Swelling after knee replacement surgery is considered normal and can be easily avoided or treated. The objective of knee replacement surgery is to elevate the pain in the knee caused by over use, arthritis, infection, or normal wear and tear.

Knee replacement surgery is the replacement of the joints in the knee with artificial joints. This surgery is common but it does require the patience to follow the doctor's instructions to ensure that the knee will heal properly.


Normal swelling after knee replacement surgery is reduced the next morning. The swelling will continue to gradually go down as you become more active. Activities that will leave your feet in still position or on the floor for a long period of time such as walking or sitting in a chair may cause further swelling. Swelling can persist for three to four months after surgery and your replaced knew will always be slightly larger than your other knee.

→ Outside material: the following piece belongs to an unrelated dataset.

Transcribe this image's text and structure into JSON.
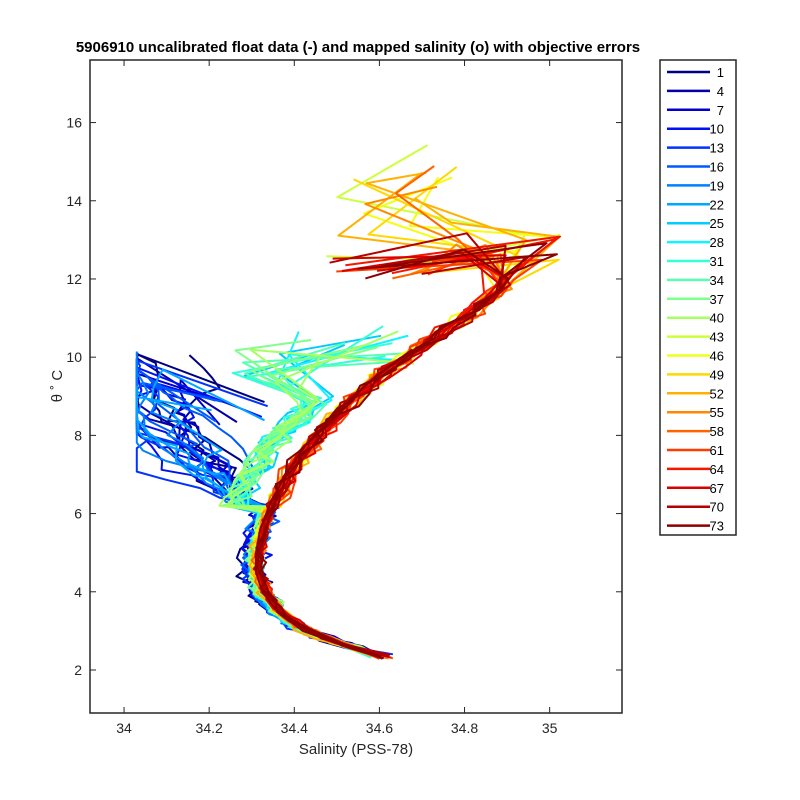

Swelling after knee replacement surgery can happen in your knees, legs, ankles and toes. Blood clots in your leg vein after joint replacement surgery is the primary cause of swelling. If they block blood from flowing from the leg to the heart or if they move to the lungs they can be dangerous. People who are overweight, elderly, suffered from previous blood clots or those who have cancer are at an increased risk to have swelling after knee replacement surgery due to blood clots.


To help prevent swelling after knee surgery it is important to follow the doctor's rehabilitation instructions. There are a few exercises to reduce swelling such as placing ice in a cloth, elevating your leg above your heart and icing your knee for up to 20 minutes. Ankle pumps are a great exercise to improve circulation, reduce swelling and prevent blood clots. Ankle pumps are the flexing of the ankle so that the foot moves back and forth, repeat this routine 10 to 30 times per hour.


It is helpful to move the foot and ankle after surgery while in bed to increase blood flow to the muscles in your leg. Some patients may receive blood thinners such as Coumadin (warfarin), heparin or Lovenox to ensure proper blood flow. Support hose and compression boots may also be required to protect against blood clots and swelling of the knee after surgery. During your stay in the hospital you may be encouraged to use a continuous passive motion machine that is used to move the knee slowly while you are in bed.


Deep Venous thrombosis (DVT) occurs when blood clots form within the veins of the leg. The leg is usually warm and there is pain when it is touched. Pulmonary embolism is when the blood clots travel to the lungs and are lodged in the capillaries of the lung that cuts off blood supply to the lungs. The most effective way to reduce the risk of DVT is to begin moving the leg and ankles as soon as possible after surgery.